Anglican Communion News Service

WCC urges continued action on Sudan

The central committee of the World Council of Churches (WCC) has urged WCC member churches, particularly those with direct links with the Sudan, "to continue and intensify their efforts to encourage and support the unified peace initiatives" by Church organisations in the north and south which are seeking to bring peace to the beleaguered African country.

Since 1983 more than three million people have been killed in Sudan's civil war. Five million have been displaced inside the country and another 500,000 forced to seek refuge in neighbouring countries, especially in Kenya and Uganda. The war, in which the predominantly Christian and animist southern Sudanese have been struggling for autonomy from the mainly Islamic north, has divided churches in the north and the south.

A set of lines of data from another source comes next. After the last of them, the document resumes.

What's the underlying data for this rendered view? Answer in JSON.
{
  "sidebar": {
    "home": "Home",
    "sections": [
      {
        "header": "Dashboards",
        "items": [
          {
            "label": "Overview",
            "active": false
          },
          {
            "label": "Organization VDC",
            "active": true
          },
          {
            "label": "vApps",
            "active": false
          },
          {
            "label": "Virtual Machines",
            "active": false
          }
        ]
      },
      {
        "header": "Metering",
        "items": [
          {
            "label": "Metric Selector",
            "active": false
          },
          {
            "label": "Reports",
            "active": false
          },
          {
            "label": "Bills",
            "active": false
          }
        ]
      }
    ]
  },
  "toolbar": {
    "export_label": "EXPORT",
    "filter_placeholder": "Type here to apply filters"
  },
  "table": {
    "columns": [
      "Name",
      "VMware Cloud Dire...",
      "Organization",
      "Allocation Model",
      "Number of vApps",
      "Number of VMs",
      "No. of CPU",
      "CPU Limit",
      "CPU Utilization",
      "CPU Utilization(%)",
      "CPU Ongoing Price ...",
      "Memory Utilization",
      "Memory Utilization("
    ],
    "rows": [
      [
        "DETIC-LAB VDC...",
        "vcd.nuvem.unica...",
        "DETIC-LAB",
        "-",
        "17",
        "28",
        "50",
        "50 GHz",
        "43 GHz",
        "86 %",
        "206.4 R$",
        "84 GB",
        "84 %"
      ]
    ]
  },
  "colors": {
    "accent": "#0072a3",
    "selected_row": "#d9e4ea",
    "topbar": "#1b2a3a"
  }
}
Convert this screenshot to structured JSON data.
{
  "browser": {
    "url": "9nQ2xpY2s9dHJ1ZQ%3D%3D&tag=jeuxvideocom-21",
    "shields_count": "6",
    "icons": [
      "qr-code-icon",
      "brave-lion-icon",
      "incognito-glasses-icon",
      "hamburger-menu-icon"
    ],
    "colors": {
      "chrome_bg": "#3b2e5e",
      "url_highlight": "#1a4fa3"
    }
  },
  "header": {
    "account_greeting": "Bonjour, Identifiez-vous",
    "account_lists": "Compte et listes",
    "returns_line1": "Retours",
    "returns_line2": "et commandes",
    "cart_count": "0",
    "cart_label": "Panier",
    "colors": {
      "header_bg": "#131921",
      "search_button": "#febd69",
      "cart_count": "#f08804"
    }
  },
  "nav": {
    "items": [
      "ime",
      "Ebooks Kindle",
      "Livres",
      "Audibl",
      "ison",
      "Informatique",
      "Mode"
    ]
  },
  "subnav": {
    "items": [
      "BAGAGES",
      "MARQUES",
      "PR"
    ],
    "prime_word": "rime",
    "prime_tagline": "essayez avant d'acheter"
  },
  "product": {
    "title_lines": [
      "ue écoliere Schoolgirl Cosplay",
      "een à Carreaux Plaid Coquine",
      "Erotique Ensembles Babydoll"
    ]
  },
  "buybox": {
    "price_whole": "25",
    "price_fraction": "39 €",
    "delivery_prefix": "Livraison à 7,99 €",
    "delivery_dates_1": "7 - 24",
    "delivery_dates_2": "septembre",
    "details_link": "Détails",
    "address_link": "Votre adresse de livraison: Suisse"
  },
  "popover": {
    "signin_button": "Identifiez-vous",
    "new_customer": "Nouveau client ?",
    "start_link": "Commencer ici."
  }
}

However, leaders of the Sudan Council of Churches (SCC), based in Khartoum and representing Churches in the north, and the New Sudan Council of Churches (NSCC), representing Churches in the south, last year signed a common position paper: "United we stand in action for peace".

The paper, which WCC officials said constituted a solid basis for broad ecumenical action, has since been presented by Church delegations to the faction leaders in the south and to the government of Sudan in the north.

In its statement agreed at the meeting, the central committee gave its backing to the common position paper by the SCC and NSCC and highlighted the "principles elaborated by the Sudanese Church leaders upon which a just and meaningful peace in Sudan must be built", which included "freedom of religious expression, worship and witness" and the "acceptance of cultural, linguistic and social diversity".

The central committee also called on warring factions in the south of the country and the government of Sudan to issue an immediate cease-fire. Only a cease-fire could ensure a climate "conducive to serious discussions" among the Sudanese and lead to a peaceful end to the conflict, the WCC said.